The time is right to add an extra model to the HR-V family, Honda says.


ADDITION of a sixth variant within the HR-V range will further enhance the compact crossover’s appeal within the booming sub-compact sector, Honda New Zealand says.

A derivation of the $32,990 S, but $4000 dearer due to an equipment enhancement, the new Limited places mid-pack, $2000 above the X variant and $3000-$6000 below the three Sport models.

Beyond the S content, it loads in some features previously restricted to the Sport editions. These include roof rails, smart entry, a security alarm, LED daytime running lights and tail lights, fog lights, auto head lights, rain sensing wipers, rear park sensors, side steps, a reversible auto-tilt mirror.

In addition to having a new design of 17-inch alloy, it can also be identified by a different bumper design and its badge.

The model also takes push-button start, leather on the seats, gearshifter and steering wheel, 12 Volt power outlets in the rear, a lanewatch camera and Honda’s autonomous braking feature, City Brake Active. The ADAS forward collision and lane departure warning meted more expensive editions, such as the Sport pictured here, is absent.

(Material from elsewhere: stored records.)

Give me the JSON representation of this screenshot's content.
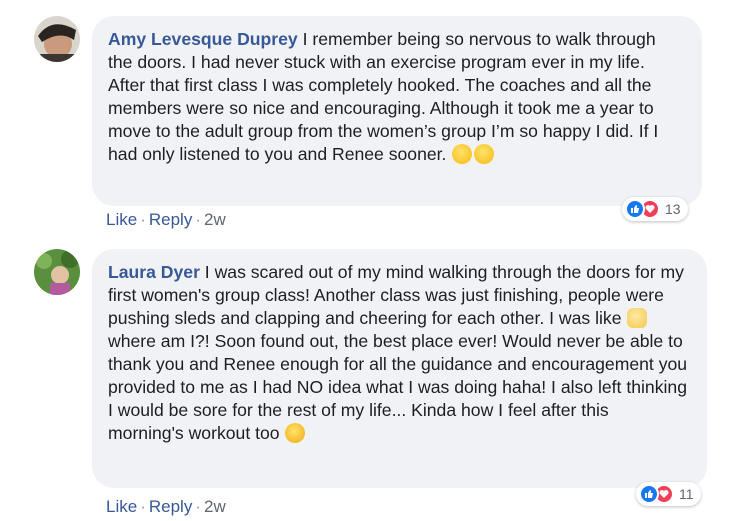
{
  "comments": [
    {
      "author": "Amy Levesque Duprey",
      "text": " I remember being so nervous to walk through the doors. I had never stuck with an exercise program ever in my life. After that first class I was completely hooked. The coaches and all the members were so nice and encouraging. Although it took me a year to move to the adult group from the women’s group I’m so happy I did. If I had only listened to you and Renee sooner. ",
      "emoji_end": [
        "smile-emoji",
        "smile-emoji"
      ],
      "reaction_count": "13",
      "actions": {
        "like": "Like",
        "reply": "Reply",
        "time": "2w",
        "sep": "·"
      }
    },
    {
      "author": "Laura Dyer",
      "text_a": " I was scared out of my mind walking through the doors for my first women's group class! Another class was just finishing, people were pushing sleds and clapping and cheering for each other. I was like ",
      "text_b": " where am I?! Soon found out, the best place ever! Would never be able to thank you and Renee enough for all the guidance and encouragement you provided to me as I had NO idea what I was doing haha! I also left thinking I would be sore for the rest of my life... Kinda how I feel after this morning's workout too ",
      "reaction_count": "11",
      "actions": {
        "like": "Like",
        "reply": "Reply",
        "time": "2w",
        "sep": "·"
      }
    }
  ],
  "colors": {
    "author": "#385898",
    "bubble": "#f0f2f5",
    "like_blue": "#1877f2",
    "love_red": "#f33e58"
  }
}
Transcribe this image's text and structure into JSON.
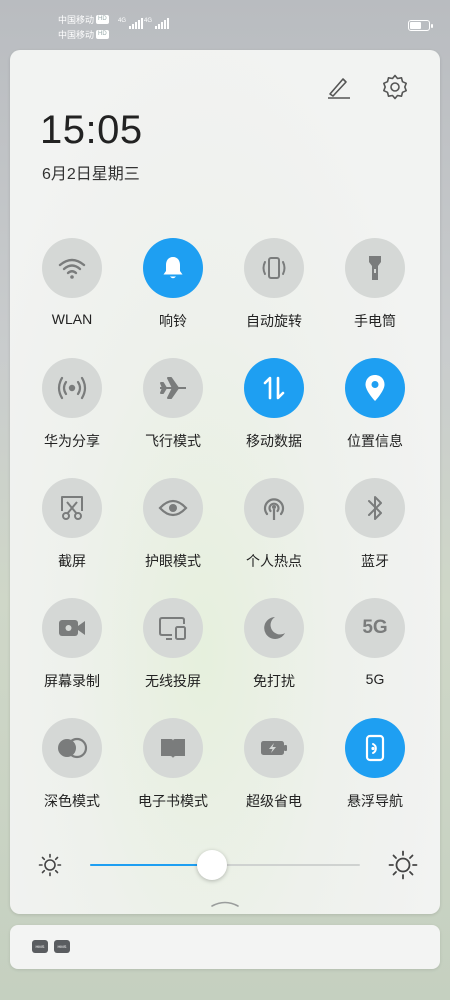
{
  "status_bar": {
    "carrier1": "中国移动",
    "carrier2": "中国移动",
    "hd": "HD",
    "net1": "4G",
    "net2": "4G"
  },
  "panel": {
    "time": "15:05",
    "date": "6月2日星期三"
  },
  "toggles": [
    {
      "label": "WLAN",
      "icon": "wifi-icon",
      "active": false
    },
    {
      "label": "响铃",
      "icon": "bell-icon",
      "active": true
    },
    {
      "label": "自动旋转",
      "icon": "rotate-icon",
      "active": false
    },
    {
      "label": "手电筒",
      "icon": "flashlight-icon",
      "active": false
    },
    {
      "label": "华为分享",
      "icon": "share-icon",
      "active": false
    },
    {
      "label": "飞行模式",
      "icon": "airplane-icon",
      "active": false
    },
    {
      "label": "移动数据",
      "icon": "mobile-data-icon",
      "active": true
    },
    {
      "label": "位置信息",
      "icon": "location-icon",
      "active": true
    },
    {
      "label": "截屏",
      "icon": "screenshot-icon",
      "active": false
    },
    {
      "label": "护眼模式",
      "icon": "eye-icon",
      "active": false
    },
    {
      "label": "个人热点",
      "icon": "hotspot-icon",
      "active": false
    },
    {
      "label": "蓝牙",
      "icon": "bluetooth-icon",
      "active": false
    },
    {
      "label": "屏幕录制",
      "icon": "screen-record-icon",
      "active": false
    },
    {
      "label": "无线投屏",
      "icon": "wireless-projection-icon",
      "active": false
    },
    {
      "label": "免打扰",
      "icon": "moon-icon",
      "active": false
    },
    {
      "label": "5G",
      "icon": "5g-icon",
      "active": false,
      "icon_text": "5G"
    },
    {
      "label": "深色模式",
      "icon": "dark-mode-icon",
      "active": false
    },
    {
      "label": "电子书模式",
      "icon": "ebook-icon",
      "active": false
    },
    {
      "label": "超级省电",
      "icon": "battery-saver-icon",
      "active": false
    },
    {
      "label": "悬浮导航",
      "icon": "floating-nav-icon",
      "active": true
    }
  ],
  "brightness": {
    "level": 0.45
  },
  "notification": {
    "icons": [
      "hms-icon",
      "hms-icon"
    ],
    "icon_text": "HMS"
  },
  "colors": {
    "accent": "#1e9ff2",
    "inactive": "#d5d8d6",
    "icon_gray": "#7a7c7c"
  }
}
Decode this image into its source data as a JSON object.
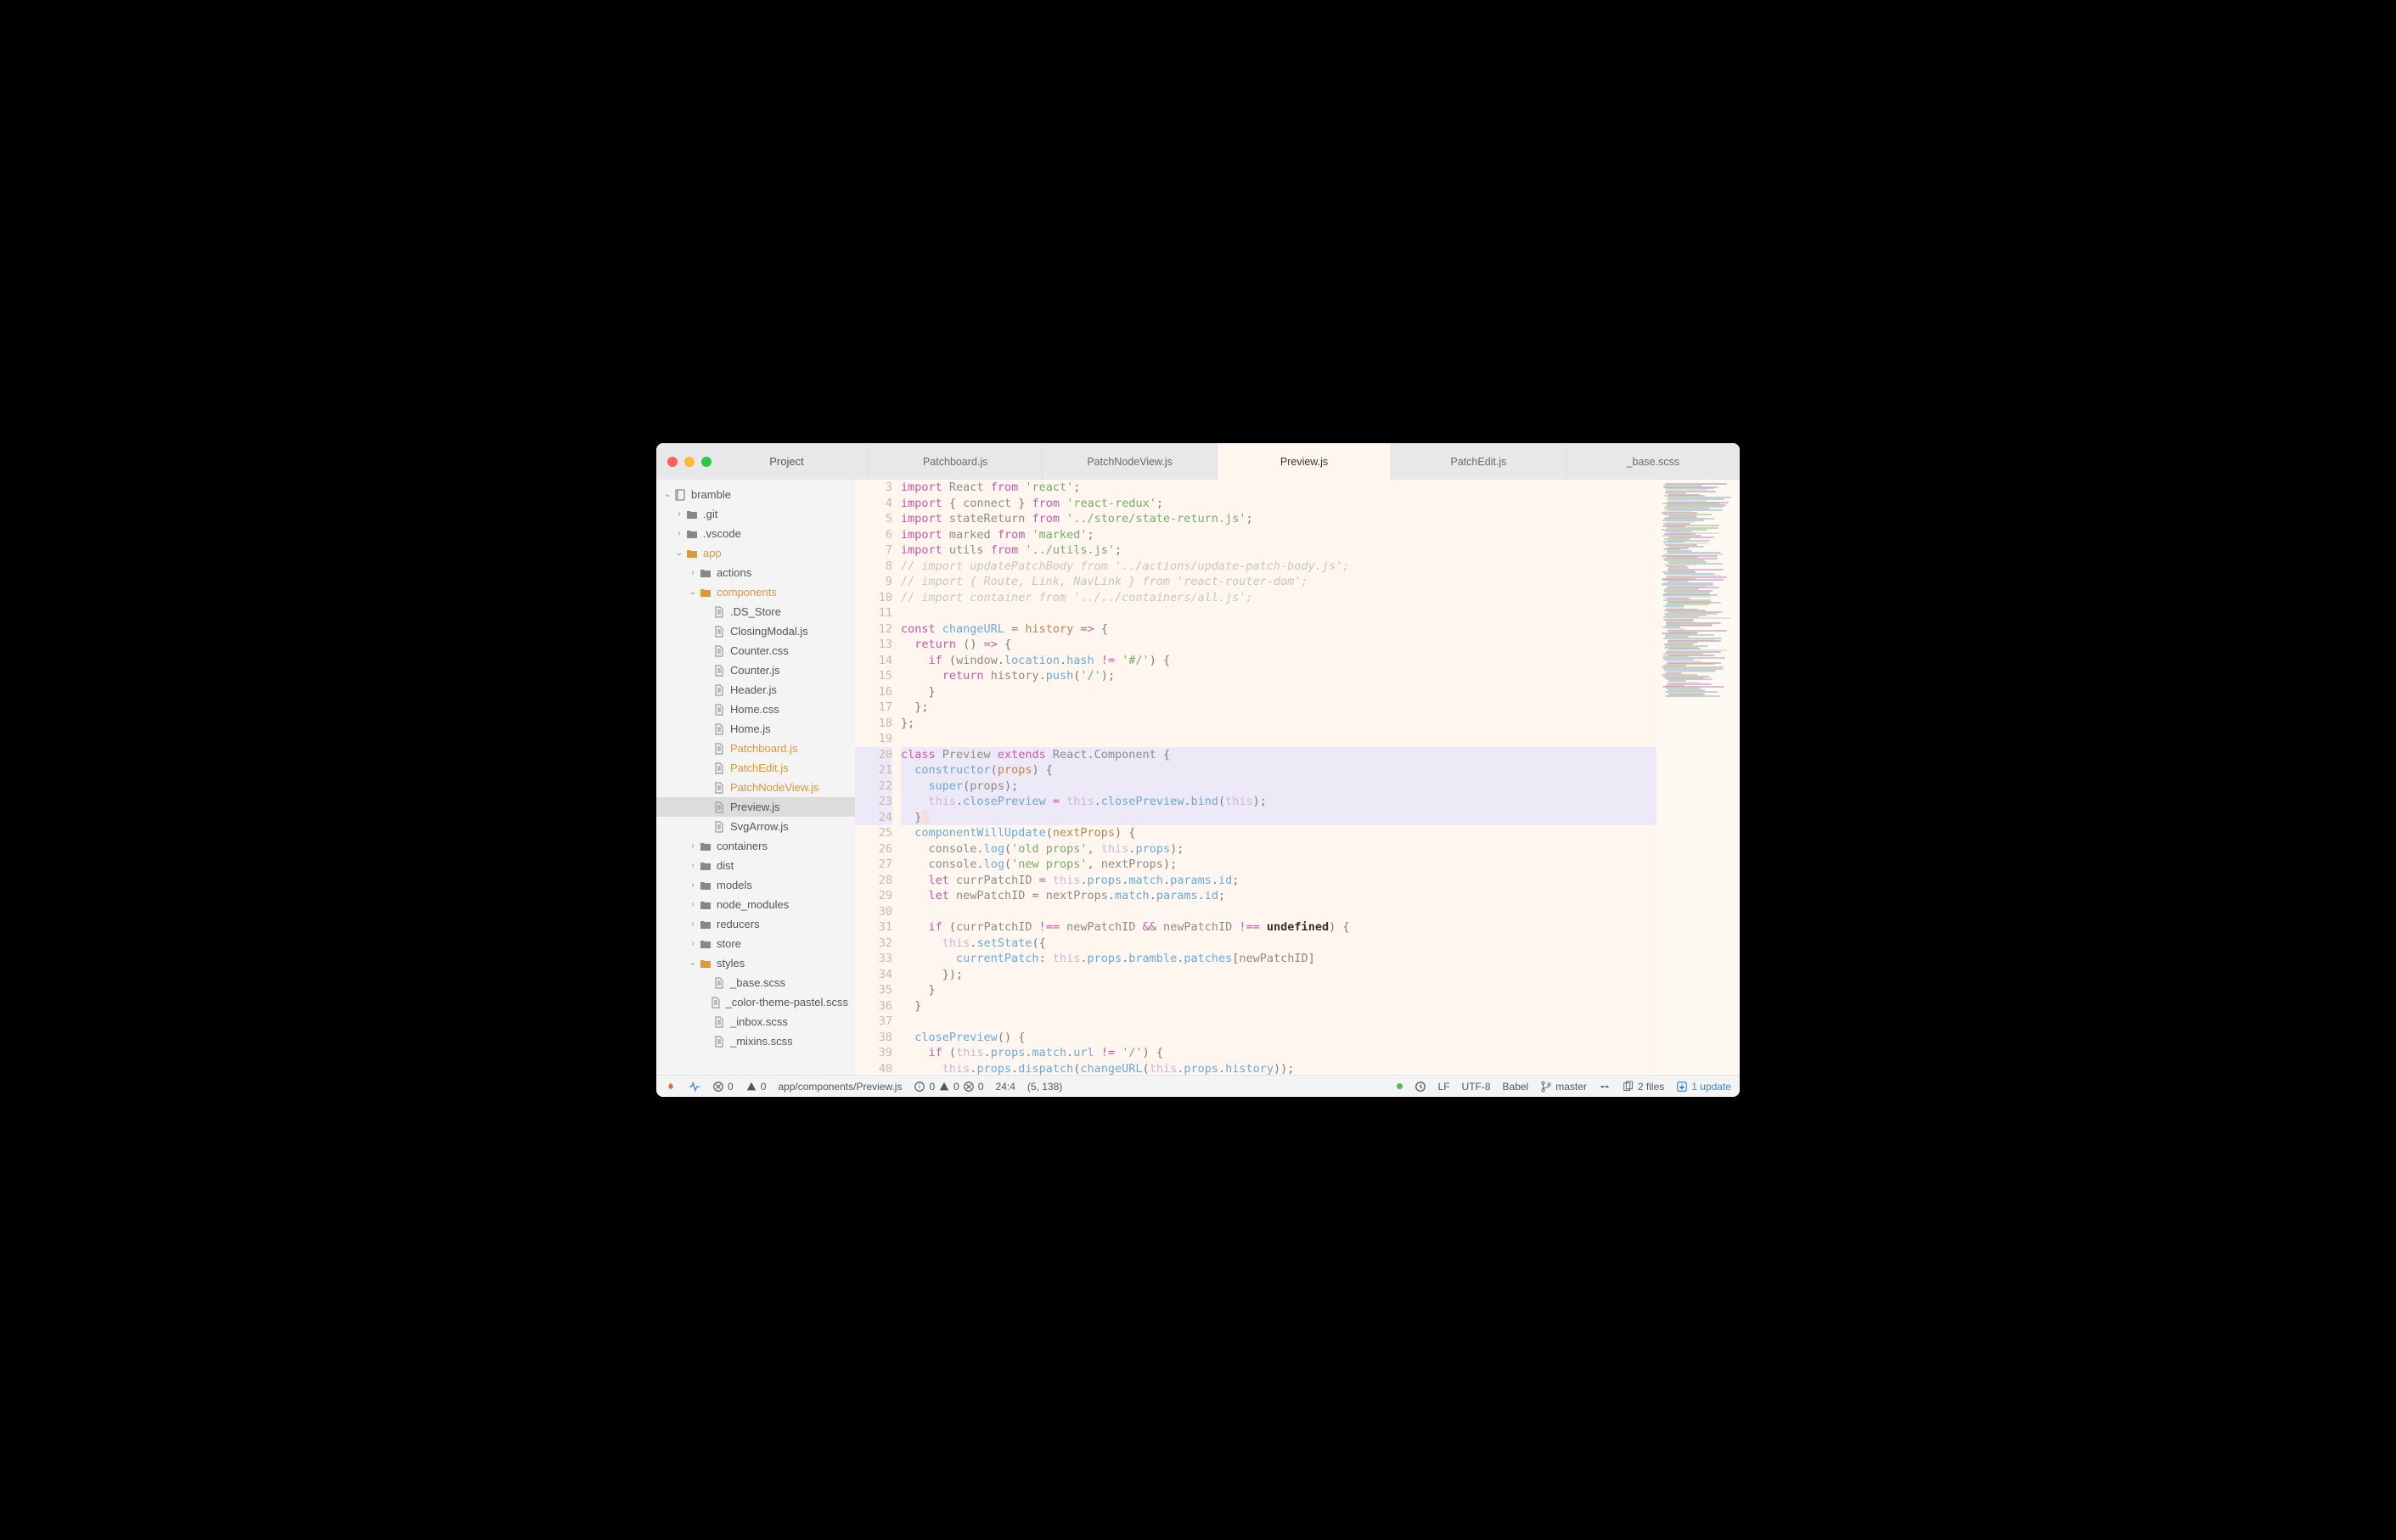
{
  "window": {
    "project_label": "Project"
  },
  "tabs": [
    {
      "label": "Patchboard.js",
      "active": false
    },
    {
      "label": "PatchNodeView.js",
      "active": false
    },
    {
      "label": "Preview.js",
      "active": true
    },
    {
      "label": "PatchEdit.js",
      "active": false
    },
    {
      "label": "_base.scss",
      "active": false
    }
  ],
  "tree": [
    {
      "depth": 0,
      "type": "repo",
      "label": "bramble",
      "chev": "down"
    },
    {
      "depth": 1,
      "type": "folder",
      "label": ".git",
      "chev": "right"
    },
    {
      "depth": 1,
      "type": "folder",
      "label": ".vscode",
      "chev": "right"
    },
    {
      "depth": 1,
      "type": "folder-open",
      "label": "app",
      "chev": "down",
      "highlight": true
    },
    {
      "depth": 2,
      "type": "folder",
      "label": "actions",
      "chev": "right"
    },
    {
      "depth": 2,
      "type": "folder-open",
      "label": "components",
      "chev": "down",
      "highlight": true
    },
    {
      "depth": 3,
      "type": "file",
      "label": ".DS_Store"
    },
    {
      "depth": 3,
      "type": "file",
      "label": "ClosingModal.js"
    },
    {
      "depth": 3,
      "type": "file",
      "label": "Counter.css"
    },
    {
      "depth": 3,
      "type": "file",
      "label": "Counter.js"
    },
    {
      "depth": 3,
      "type": "file",
      "label": "Header.js"
    },
    {
      "depth": 3,
      "type": "file",
      "label": "Home.css"
    },
    {
      "depth": 3,
      "type": "file",
      "label": "Home.js"
    },
    {
      "depth": 3,
      "type": "file",
      "label": "Patchboard.js",
      "highlight": true
    },
    {
      "depth": 3,
      "type": "file",
      "label": "PatchEdit.js",
      "highlight": true
    },
    {
      "depth": 3,
      "type": "file",
      "label": "PatchNodeView.js",
      "highlight": true
    },
    {
      "depth": 3,
      "type": "file",
      "label": "Preview.js",
      "selected": true
    },
    {
      "depth": 3,
      "type": "file",
      "label": "SvgArrow.js"
    },
    {
      "depth": 2,
      "type": "folder",
      "label": "containers",
      "chev": "right"
    },
    {
      "depth": 2,
      "type": "folder",
      "label": "dist",
      "chev": "right"
    },
    {
      "depth": 2,
      "type": "folder",
      "label": "models",
      "chev": "right"
    },
    {
      "depth": 2,
      "type": "folder",
      "label": "node_modules",
      "chev": "right"
    },
    {
      "depth": 2,
      "type": "folder",
      "label": "reducers",
      "chev": "right"
    },
    {
      "depth": 2,
      "type": "folder",
      "label": "store",
      "chev": "right"
    },
    {
      "depth": 2,
      "type": "folder-open",
      "label": "styles",
      "chev": "down"
    },
    {
      "depth": 3,
      "type": "file",
      "label": "_base.scss"
    },
    {
      "depth": 3,
      "type": "file",
      "label": "_color-theme-pastel.scss"
    },
    {
      "depth": 3,
      "type": "file",
      "label": "_inbox.scss"
    },
    {
      "depth": 3,
      "type": "file",
      "label": "_mixins.scss"
    }
  ],
  "code": {
    "first_line": 3,
    "lines": [
      {
        "n": 3,
        "html": "<span class='k-import'>import</span> <span class='ident'>React</span> <span class='k-from'>from</span> <span class='s'>'react'</span><span class='punct'>;</span>"
      },
      {
        "n": 4,
        "html": "<span class='k-import'>import</span> <span class='brace'>{</span> <span class='ident'>connect</span> <span class='brace'>}</span> <span class='k-from'>from</span> <span class='s'>'react-redux'</span><span class='punct'>;</span>"
      },
      {
        "n": 5,
        "html": "<span class='k-import'>import</span> <span class='ident'>stateReturn</span> <span class='k-from'>from</span> <span class='s'>'../store/state-return.js'</span><span class='punct'>;</span>"
      },
      {
        "n": 6,
        "html": "<span class='k-import'>import</span> <span class='ident'>marked</span> <span class='k-from'>from</span> <span class='s'>'marked'</span><span class='punct'>;</span>"
      },
      {
        "n": 7,
        "html": "<span class='k-import'>import</span> <span class='ident'>utils</span> <span class='k-from'>from</span> <span class='s'>'../utils.js'</span><span class='punct'>;</span>"
      },
      {
        "n": 8,
        "html": "<span class='comment'>// import updatePatchBody from '../actions/update-patch-body.js';</span>"
      },
      {
        "n": 9,
        "html": "<span class='comment'>// import { Route, Link, NavLink } from 'react-router-dom';</span>"
      },
      {
        "n": 10,
        "html": "<span class='comment'>// import container from '../../containers/all.js';</span>"
      },
      {
        "n": 11,
        "html": ""
      },
      {
        "n": 12,
        "html": "<span class='k-const'>const</span> <span class='fn'>changeURL</span> <span class='op'>=</span> <span class='param'>history</span> <span class='op'>=&gt;</span> <span class='brace'>{</span>"
      },
      {
        "n": 13,
        "html": "  <span class='k-return'>return</span> <span class='brace'>()</span> <span class='op'>=&gt;</span> <span class='brace'>{</span>"
      },
      {
        "n": 14,
        "html": "    <span class='k-if'>if</span> <span class='brace'>(</span><span class='ident'>window</span><span class='punct'>.</span><span class='prop'>location</span><span class='punct'>.</span><span class='prop'>hash</span> <span class='op'>!=</span> <span class='s'>'#/'</span><span class='brace'>)</span> <span class='brace'>{</span>"
      },
      {
        "n": 15,
        "html": "      <span class='k-return'>return</span> <span class='ident'>history</span><span class='punct'>.</span><span class='fn'>push</span><span class='brace'>(</span><span class='s'>'/'</span><span class='brace'>)</span><span class='punct'>;</span>"
      },
      {
        "n": 16,
        "html": "    <span class='brace'>}</span>"
      },
      {
        "n": 17,
        "html": "  <span class='brace'>}</span><span class='punct'>;</span>"
      },
      {
        "n": 18,
        "html": "<span class='brace'>}</span><span class='punct'>;</span>"
      },
      {
        "n": 19,
        "html": ""
      },
      {
        "n": 20,
        "hl": true,
        "html": "<span class='k-class'>class</span> <span class='ident'>Preview</span> <span class='k-extends'>extends</span> <span class='ident'>React</span><span class='punct'>.</span><span class='ident'>Component</span> <span class='brace'>{</span>"
      },
      {
        "n": 21,
        "hl": true,
        "html": "  <span class='fn'>constructor</span><span class='brace'>(</span><span class='param'>props</span><span class='brace'>)</span> <span class='brace'>{</span>"
      },
      {
        "n": 22,
        "hl": true,
        "html": "    <span class='k-super'>super</span><span class='brace'>(</span><span class='ident'>props</span><span class='brace'>)</span><span class='punct'>;</span>"
      },
      {
        "n": 23,
        "hl": true,
        "html": "    <span class='this'>this</span><span class='punct'>.</span><span class='prop'>closePreview</span> <span class='op'>=</span> <span class='this'>this</span><span class='punct'>.</span><span class='prop'>closePreview</span><span class='punct'>.</span><span class='fn'>bind</span><span class='brace'>(</span><span class='this'>this</span><span class='brace'>)</span><span class='punct'>;</span>"
      },
      {
        "n": 24,
        "hl": true,
        "cursor": true,
        "html": "  <span class='brace'>}</span><span class='cursorpos'>&nbsp;</span>"
      },
      {
        "n": 25,
        "html": "  <span class='fn'>componentWillUpdate</span><span class='brace'>(</span><span class='param'>nextProps</span><span class='brace'>)</span> <span class='brace'>{</span>"
      },
      {
        "n": 26,
        "html": "    <span class='ident'>console</span><span class='punct'>.</span><span class='fn'>log</span><span class='brace'>(</span><span class='s'>'old props'</span><span class='punct'>,</span> <span class='this'>this</span><span class='punct'>.</span><span class='prop'>props</span><span class='brace'>)</span><span class='punct'>;</span>"
      },
      {
        "n": 27,
        "html": "    <span class='ident'>console</span><span class='punct'>.</span><span class='fn'>log</span><span class='brace'>(</span><span class='s'>'new props'</span><span class='punct'>,</span> <span class='ident'>nextProps</span><span class='brace'>)</span><span class='punct'>;</span>"
      },
      {
        "n": 28,
        "html": "    <span class='k-let'>let</span> <span class='ident'>currPatchID</span> <span class='op'>=</span> <span class='this'>this</span><span class='punct'>.</span><span class='prop'>props</span><span class='punct'>.</span><span class='prop'>match</span><span class='punct'>.</span><span class='prop'>params</span><span class='punct'>.</span><span class='prop'>id</span><span class='punct'>;</span>"
      },
      {
        "n": 29,
        "html": "    <span class='k-let'>let</span> <span class='ident'>newPatchID</span> <span class='op'>=</span> <span class='ident'>nextProps</span><span class='punct'>.</span><span class='prop'>match</span><span class='punct'>.</span><span class='prop'>params</span><span class='punct'>.</span><span class='prop'>id</span><span class='punct'>;</span>"
      },
      {
        "n": 30,
        "html": ""
      },
      {
        "n": 31,
        "html": "    <span class='k-if'>if</span> <span class='brace'>(</span><span class='ident'>currPatchID</span> <span class='op'>!==</span> <span class='ident'>newPatchID</span> <span class='op'>&amp;&amp;</span> <span class='ident'>newPatchID</span> <span class='op'>!==</span> <span class='bold-black'>undefined</span><span class='brace'>)</span> <span class='brace'>{</span>"
      },
      {
        "n": 32,
        "html": "      <span class='this'>this</span><span class='punct'>.</span><span class='fn'>setState</span><span class='brace'>({</span>"
      },
      {
        "n": 33,
        "html": "        <span class='attr'>currentPatch</span><span class='punct'>:</span> <span class='this'>this</span><span class='punct'>.</span><span class='prop'>props</span><span class='punct'>.</span><span class='prop'>bramble</span><span class='punct'>.</span><span class='prop'>patches</span><span class='brace'>[</span><span class='ident'>newPatchID</span><span class='brace'>]</span>"
      },
      {
        "n": 34,
        "html": "      <span class='brace'>})</span><span class='punct'>;</span>"
      },
      {
        "n": 35,
        "html": "    <span class='brace'>}</span>"
      },
      {
        "n": 36,
        "html": "  <span class='brace'>}</span>"
      },
      {
        "n": 37,
        "html": ""
      },
      {
        "n": 38,
        "html": "  <span class='fn'>closePreview</span><span class='brace'>()</span> <span class='brace'>{</span>"
      },
      {
        "n": 39,
        "html": "    <span class='k-if'>if</span> <span class='brace'>(</span><span class='this'>this</span><span class='punct'>.</span><span class='prop'>props</span><span class='punct'>.</span><span class='prop'>match</span><span class='punct'>.</span><span class='prop'>url</span> <span class='op'>!=</span> <span class='s'>'/'</span><span class='brace'>)</span> <span class='brace'>{</span>"
      },
      {
        "n": 40,
        "html": "      <span class='this'>this</span><span class='punct'>.</span><span class='prop'>props</span><span class='punct'>.</span><span class='fn'>dispatch</span><span class='brace'>(</span><span class='fn'>changeURL</span><span class='brace'>(</span><span class='this'>this</span><span class='punct'>.</span><span class='prop'>props</span><span class='punct'>.</span><span class='prop'>history</span><span class='brace'>))</span><span class='punct'>;</span>"
      }
    ]
  },
  "status": {
    "errors": "0",
    "warnings": "0",
    "path": "app/components/Preview.js",
    "diag_info": "0",
    "diag_warn": "0",
    "diag_err": "0",
    "cursor": "24:4",
    "selection": "(5, 138)",
    "eol": "LF",
    "encoding": "UTF-8",
    "grammar": "Babel",
    "branch": "master",
    "files": "2 files",
    "updates": "1 update"
  }
}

It maintains the same drivetrain as other HR-V editions, so is front-drive with a 105kW/172Nm 1.8-litre married to a seven-step constantly variable transmission.

Nadine Bell, general manager of marketing for the Auckland-based operation, has expressed confidence that this version will be a popular choice with the car’s buyer base.

“It is great to add a new model to the HR-V line-up,” said Bell. “With the added specification and mid-range price point, the … Limited offers more choice and great value for customers.”

For an additional $1000 over list price, Honda here can also enable a “Black Edition” that adds tinted windows, black wing mirrors, black alloys and a black grille for what has been described as a unique, modern look.

HR-V has been pitched as a smaller alternate to the CR-V and aimed at the Holden Trax, Ford EcoSport, Nissan Qashqai and Mazda CX-3 within the increasingly effervescent small crossover sector.

Though it uses the Jazz platform, HR-V is 298mm longer and 28mm wider and slightly taller. With a ground clearance of 170mm, it offers just 35mm more air and has a similar turning circle, of 10.6 metres. Towing capacity is rated at 800kg with brakes and 500kg without, while the spare wheel is a space-saver item.